Володя увидел в руках женщины маникюрные ножницы и удивился: «Зачем это они ей?»
– Я хотела всего лишь прядку, одну лишь прядку, – заволновалась женщина. – Просто на память.
– Знаем мы эту память, – внезапно хохотнула вдова.
– Я хочу положить локон в медальон, – продолжала лепетать тем временем пойманная с поличным, – и носить всю оставшуюся жизнь.
– Для ДНК она его локон хочет, а не в медальон, – продолжала истерично хохотать вдова.
Женщина в светлом пальто внезапно обмякла и повисла на руках Михаила.
– Помоги! – крикнул тот Володе и кивнул на стеклянный шкаф. – Там нашатырь.
Володя достал пузырек с нашатырным спиртом и поспешил к Михаилу, который в это время пристраивал на кушетке потерявшую сознание владелицу маникюрных ножниц. «Ну и ну, – не переставал дивиться гример, – куда там нашим». Пока они с Михаилом хлопотали вокруг женщины, в комнате незаметно материализовался старик лет семидесяти, в серой поношенной куртке и с палкой в руке. Прихрамывая, он довольно быстро для своих лет заковылял в сторону стола.
– Ни с места, дедуля! – взревел Михаил, первым заметивший незнакомца. – Вы кто покойному будете?
– Я? – испуганно замер дед. – Я ему сыном прихожусь.
– Сыном? – удивился Михаил. – Позвольте, но вы же его лет на двадцать старше, – возмущенно произнес он.

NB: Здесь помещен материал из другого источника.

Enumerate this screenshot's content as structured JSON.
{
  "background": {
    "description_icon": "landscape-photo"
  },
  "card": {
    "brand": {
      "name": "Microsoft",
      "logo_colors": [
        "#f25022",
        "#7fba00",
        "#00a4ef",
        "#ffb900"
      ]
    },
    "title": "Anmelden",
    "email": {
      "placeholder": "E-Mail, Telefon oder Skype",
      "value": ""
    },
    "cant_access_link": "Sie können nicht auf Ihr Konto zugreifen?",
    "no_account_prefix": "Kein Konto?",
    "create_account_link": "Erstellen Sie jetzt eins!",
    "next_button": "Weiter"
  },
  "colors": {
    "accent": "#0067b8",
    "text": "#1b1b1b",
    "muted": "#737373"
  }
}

– Я хотел сказать, что я его духовный сын, – тут же вывернулся старикашка и, низко наклонившись над покойником, стал что-то нашептывать тому чуть ли не в ухо.
– Побудь с ней, – сказал Михаил, кивая Володе на все еще находившуюся в беспамятстве женщину. – За этой публикой глаз да глаз нужен, – и он направился к деду. – Зачем это вы, милейший, к покойному в пиджак лезете?

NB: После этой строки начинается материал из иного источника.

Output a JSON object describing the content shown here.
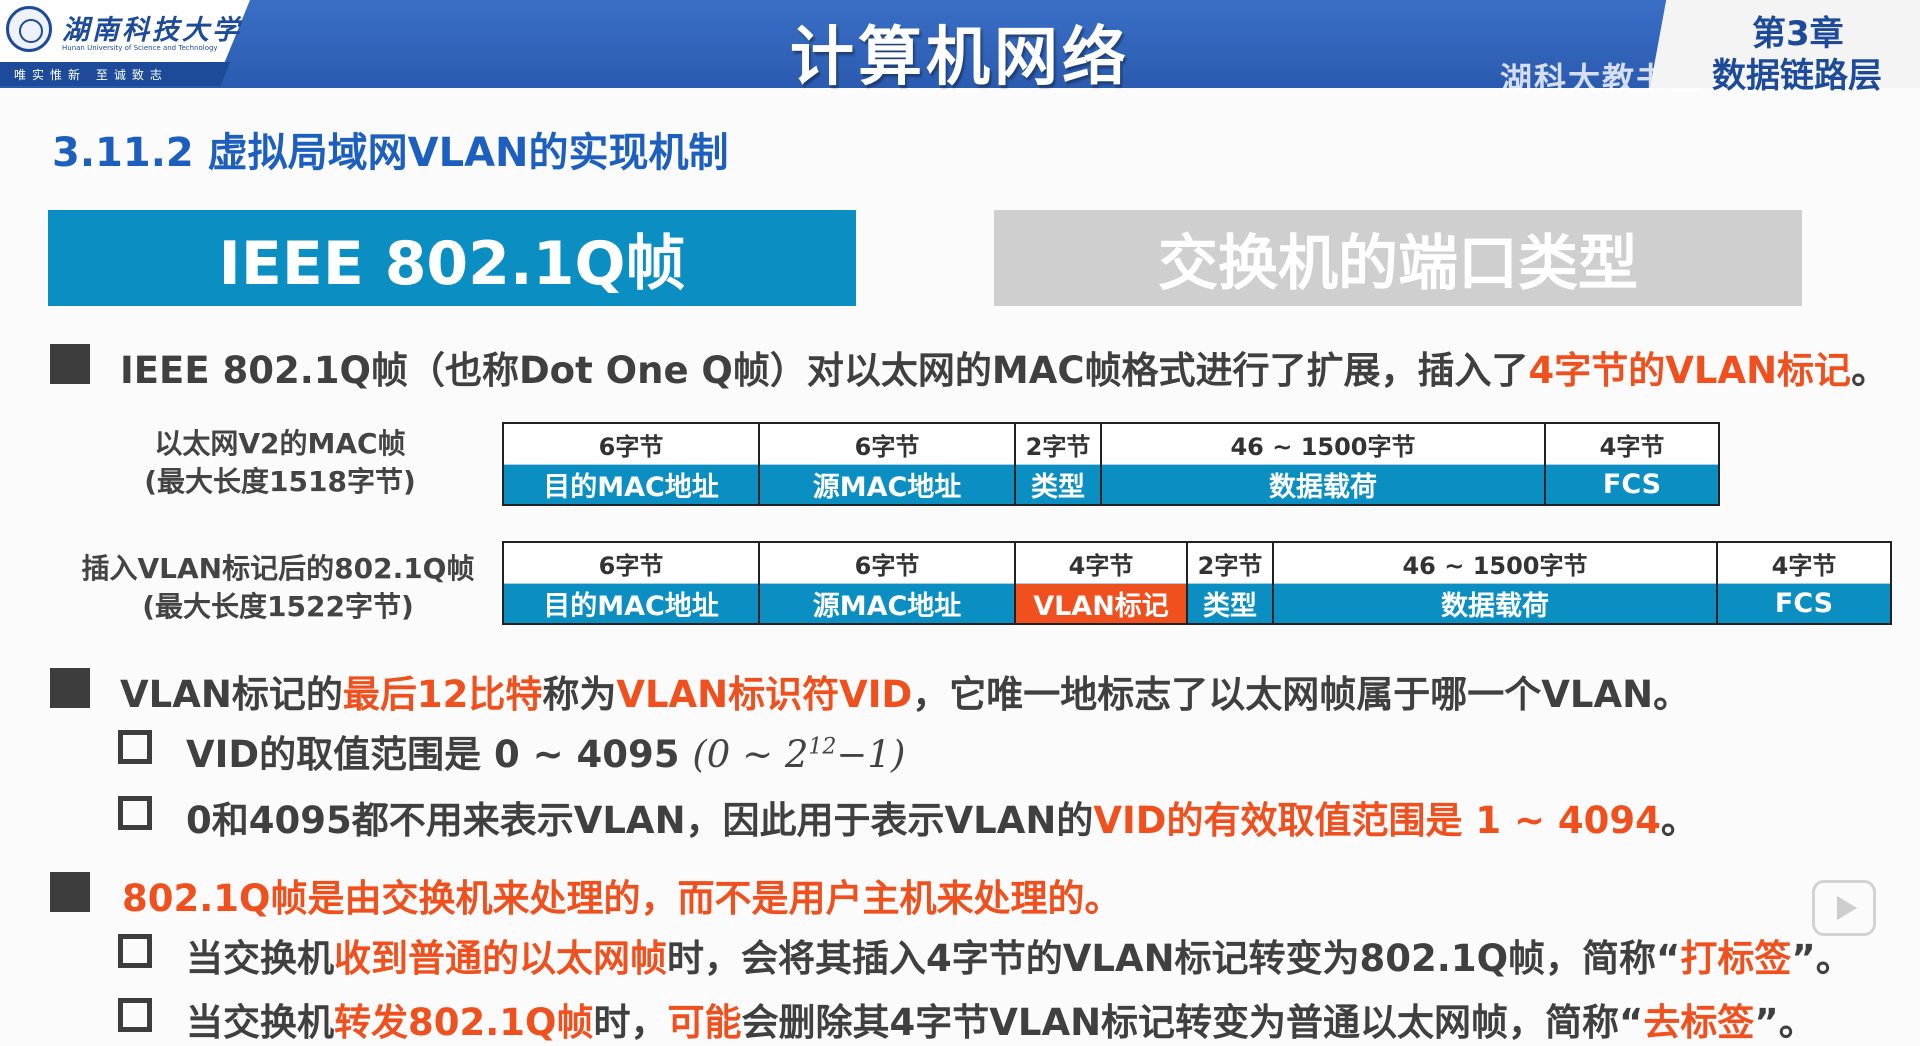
{
  "header": {
    "logo_name": "湖南科技大学",
    "logo_english": "Hunan University of Science and Technology",
    "logo_motto": "唯实惟新  至诚致志",
    "title": "计算机网络",
    "chapter_no": "第3章",
    "chapter_name": "数据链路层",
    "watermark": "湖科大教书匠"
  },
  "section": {
    "title": "3.11.2 虚拟局域网VLAN的实现机制"
  },
  "tabs": [
    {
      "label": "IEEE 802.1Q帧",
      "active": true
    },
    {
      "label": "交换机的端口类型",
      "active": false
    }
  ],
  "bullet1": {
    "text": "IEEE 802.1Q帧（也称Dot One Q帧）对以太网的MAC帧格式进行了扩展，插入了",
    "hl": "4字节的VLAN标记",
    "end": "。"
  },
  "frame1": {
    "label_line1": "以太网V2的MAC帧",
    "label_line2": "(最大长度1518字节)",
    "fields": [
      {
        "bytes": "6字节",
        "name": "目的MAC地址"
      },
      {
        "bytes": "6字节",
        "name": "源MAC地址"
      },
      {
        "bytes": "2字节",
        "name": "类型"
      },
      {
        "bytes": "46 ~ 1500字节",
        "name": "数据载荷"
      },
      {
        "bytes": "4字节",
        "name": "FCS"
      }
    ]
  },
  "frame2": {
    "label_line1": "插入VLAN标记后的802.1Q帧",
    "label_line2": "(最大长度1522字节)",
    "fields": [
      {
        "bytes": "6字节",
        "name": "目的MAC地址"
      },
      {
        "bytes": "6字节",
        "name": "源MAC地址"
      },
      {
        "bytes": "4字节",
        "name": "VLAN标记"
      },
      {
        "bytes": "2字节",
        "name": "类型"
      },
      {
        "bytes": "46 ~ 1500字节",
        "name": "数据载荷"
      },
      {
        "bytes": "4字节",
        "name": "FCS"
      }
    ]
  },
  "bullet2": {
    "t1": "VLAN标记的",
    "h1": "最后12比特",
    "t2": "称为",
    "h2": "VLAN标识符VID",
    "t3": "，它唯一地标志了以太网帧属于哪一个VLAN。",
    "sub1": "VID的取值范围是 0 ~ 4095",
    "sub1_math_a": "(0  ~  2",
    "sub1_math_exp": "12",
    "sub1_math_b": "−1)",
    "sub2_t": "0和4095都不用来表示VLAN，因此用于表示VLAN的",
    "sub2_h": "VID的有效取值范围是 1 ~ 4094",
    "sub2_end": "。"
  },
  "bullet3": {
    "hl": "802.1Q帧是由交换机来处理的，而不是用户主机来处理的。",
    "sub1_t1": "当交换机",
    "sub1_h1": "收到普通的以太网帧",
    "sub1_t2": "时，会将其插入4字节的VLAN标记转变为802.1Q帧，简称“",
    "sub1_h2": "打标签",
    "sub1_end": "”。",
    "sub2_t1": "当交换机",
    "sub2_h1": "转发802.1Q帧",
    "sub2_t2": "时，",
    "sub2_h2": "可能",
    "sub2_t3": "会删除其4字节VLAN标记转变为普通以太网帧，简称“",
    "sub2_h3": "去标签",
    "sub2_end": "”。"
  },
  "colors": {
    "header_blue": "#2f62b8",
    "tab_active": "#0b8fc3",
    "tab_inactive": "#cfcfcf",
    "highlight": "#f0501e",
    "title_blue": "#1d5fbf"
  }
}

– Я травки принес, – забормотал старик. – Травки. Для аромата. Вроде благовоний.
– Давай выкладывай, травник, что ты там себе в карман только что положил, – потребовал Михаил, грозно глядя на старика. – Выкладывай, выкладывай.
Дед, бросив оценивающий взгляд на противника и поняв, что ему с ним не справиться, немного помявшись, достал из кармана своей куртки золотой крест на цепочке.

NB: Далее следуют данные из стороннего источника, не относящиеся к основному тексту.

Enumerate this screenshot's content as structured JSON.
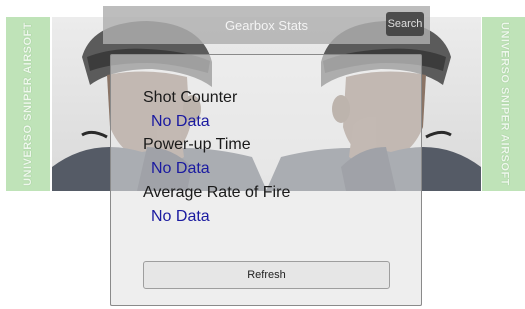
{
  "app_bar": {
    "title": "Gearbox Stats",
    "search_label": "Search"
  },
  "banners": {
    "left_text": "UNIVERSO SNIPER AIRSOFT",
    "right_text": "UNIVERSO SNIPER AIRSOFT"
  },
  "stats": [
    {
      "label": "Shot Counter",
      "value": "No Data"
    },
    {
      "label": "Power-up Time",
      "value": "No Data"
    },
    {
      "label": "Average Rate of Fire",
      "value": "No Data"
    }
  ],
  "refresh_label": "Refresh",
  "colors": {
    "value_text": "#1a1aa0",
    "banner_bg": "#bfe3b8"
  }
}
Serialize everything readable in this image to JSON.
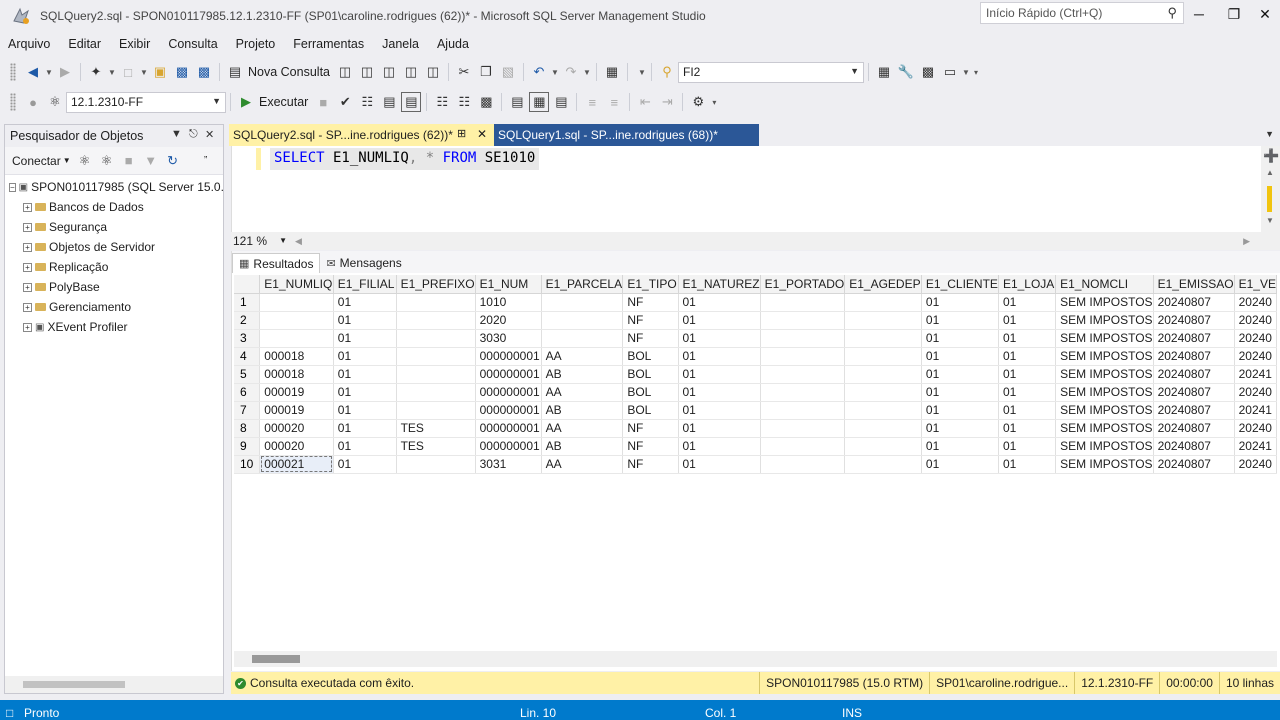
{
  "window": {
    "title": "SQLQuery2.sql - SPON010117985.12.1.2310-FF (SP01\\caroline.rodrigues (62))* - Microsoft SQL Server Management Studio",
    "quick_launch_placeholder": "Início Rápido (Ctrl+Q)"
  },
  "menu": [
    "Arquivo",
    "Editar",
    "Exibir",
    "Consulta",
    "Projeto",
    "Ferramentas",
    "Janela",
    "Ajuda"
  ],
  "toolbar1": {
    "new_query": "Nova Consulta",
    "solution_combo": "FI2"
  },
  "toolbar2": {
    "database_combo": "12.1.2310-FF",
    "execute": "Executar"
  },
  "object_explorer": {
    "title": "Pesquisador de Objetos",
    "connect": "Conectar",
    "server": "SPON010117985 (SQL Server 15.0.",
    "nodes": [
      "Bancos de Dados",
      "Segurança",
      "Objetos de Servidor",
      "Replicação",
      "PolyBase",
      "Gerenciamento",
      "XEvent Profiler"
    ]
  },
  "tabs": {
    "active": "SQLQuery2.sql - SP...ine.rodrigues (62))*",
    "inactive": "SQLQuery1.sql - SP...ine.rodrigues (68))*"
  },
  "editor": {
    "kw1": "SELECT",
    "t1": " E1_NUMLIQ",
    "comma": ",",
    "star": " * ",
    "kw2": "FROM",
    "t2": " SE1010",
    "zoom": "121 %"
  },
  "results": {
    "tab_results": "Resultados",
    "tab_messages": "Mensagens",
    "columns": [
      "",
      "E1_NUMLIQ",
      "E1_FILIAL",
      "E1_PREFIXO",
      "E1_NUM",
      "E1_PARCELA",
      "E1_TIPO",
      "E1_NATUREZ",
      "E1_PORTADO",
      "E1_AGEDEP",
      "E1_CLIENTE",
      "E1_LOJA",
      "E1_NOMCLI",
      "E1_EMISSAO",
      "E1_VE"
    ],
    "rows": [
      [
        "1",
        "",
        "01",
        "",
        "1010",
        "",
        "NF",
        "01",
        "",
        "",
        "01",
        "01",
        "SEM IMPOSTOS",
        "20240807",
        "20240"
      ],
      [
        "2",
        "",
        "01",
        "",
        "2020",
        "",
        "NF",
        "01",
        "",
        "",
        "01",
        "01",
        "SEM IMPOSTOS",
        "20240807",
        "20240"
      ],
      [
        "3",
        "",
        "01",
        "",
        "3030",
        "",
        "NF",
        "01",
        "",
        "",
        "01",
        "01",
        "SEM IMPOSTOS",
        "20240807",
        "20240"
      ],
      [
        "4",
        "000018",
        "01",
        "",
        "000000001",
        "AA",
        "BOL",
        "01",
        "",
        "",
        "01",
        "01",
        "SEM IMPOSTOS",
        "20240807",
        "20240"
      ],
      [
        "5",
        "000018",
        "01",
        "",
        "000000001",
        "AB",
        "BOL",
        "01",
        "",
        "",
        "01",
        "01",
        "SEM IMPOSTOS",
        "20240807",
        "20241"
      ],
      [
        "6",
        "000019",
        "01",
        "",
        "000000001",
        "AA",
        "BOL",
        "01",
        "",
        "",
        "01",
        "01",
        "SEM IMPOSTOS",
        "20240807",
        "20240"
      ],
      [
        "7",
        "000019",
        "01",
        "",
        "000000001",
        "AB",
        "BOL",
        "01",
        "",
        "",
        "01",
        "01",
        "SEM IMPOSTOS",
        "20240807",
        "20241"
      ],
      [
        "8",
        "000020",
        "01",
        "TES",
        "000000001",
        "AA",
        "NF",
        "01",
        "",
        "",
        "01",
        "01",
        "SEM IMPOSTOS",
        "20240807",
        "20240"
      ],
      [
        "9",
        "000020",
        "01",
        "TES",
        "000000001",
        "AB",
        "NF",
        "01",
        "",
        "",
        "01",
        "01",
        "SEM IMPOSTOS",
        "20240807",
        "20241"
      ],
      [
        "10",
        "000021",
        "01",
        "",
        "3031",
        "AA",
        "NF",
        "01",
        "",
        "",
        "01",
        "01",
        "SEM IMPOSTOS",
        "20240807",
        "20240"
      ]
    ]
  },
  "query_status": {
    "message": "Consulta executada com êxito.",
    "server": "SPON010117985 (15.0 RTM)",
    "user": "SP01\\caroline.rodrigue...",
    "database": "12.1.2310-FF",
    "time": "00:00:00",
    "rows": "10 linhas"
  },
  "statusbar": {
    "state": "Pronto",
    "line": "Lin. 10",
    "col": "Col. 1",
    "mode": "INS"
  }
}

– Хотел на память взять, – вздохнул он. – Ему там все равно не пригодится, а нам, грешным, хоть какая-то здесь, на земле, да подмога.
– Ты мне зубы-то про грехи не заговаривай, – строго сказал Михаил. – Чуть за вашей публикой не доглядишь, и покойник не то что без креста, без трусов останется.
Не успели выдворить деда и приладить крест на место, как в коридоре послышался нерешительный цокот каблуков.
«Да когда же это все закончится?» – не без раздражения подумал Володя и вдруг признал в очередной посетительнице, высокой блондинке с длинными волосами, актрису из своего бывшего театра, которая обычно играла в массовке.
– Он здесь? Да? Он здесь? – тихим голосом произнесла блондинка, двигаясь по залу, словно слепая.
– Да здесь он, здесь. Где ж ему еще быть? – устало сказала вдова, но все же с интересом посмотрела на блондинку.
Та остановилась и уставилась на вдову.
– Ах, это вы, – несколько растерянно произнесла она. – Ну да мне теперь все равно, что люди скажут. Я была его последней любовью!
– Вы в этом уверены? – не без сарказма спросила вдова.
– Да, – тряхнула волосами блондинка. – У нас был такой красивый роман. Мы встретились глазами и сразу поняли, что будем вместе. Навсегда. Когда он признался мне, что продавил решение о закрытии нашего театра, то поклялся, что я стану рекламным лицом его предвыборной кампании, а после того как мы переберемся в столицу, он бросит к моим ногам самый лучший театр Москвы, где я буду играть только главные роли.
«Так вот кому я обязан тем, что остался без работы», – потрясенно подумал Володя и бросил негодующий взгляд на покойника.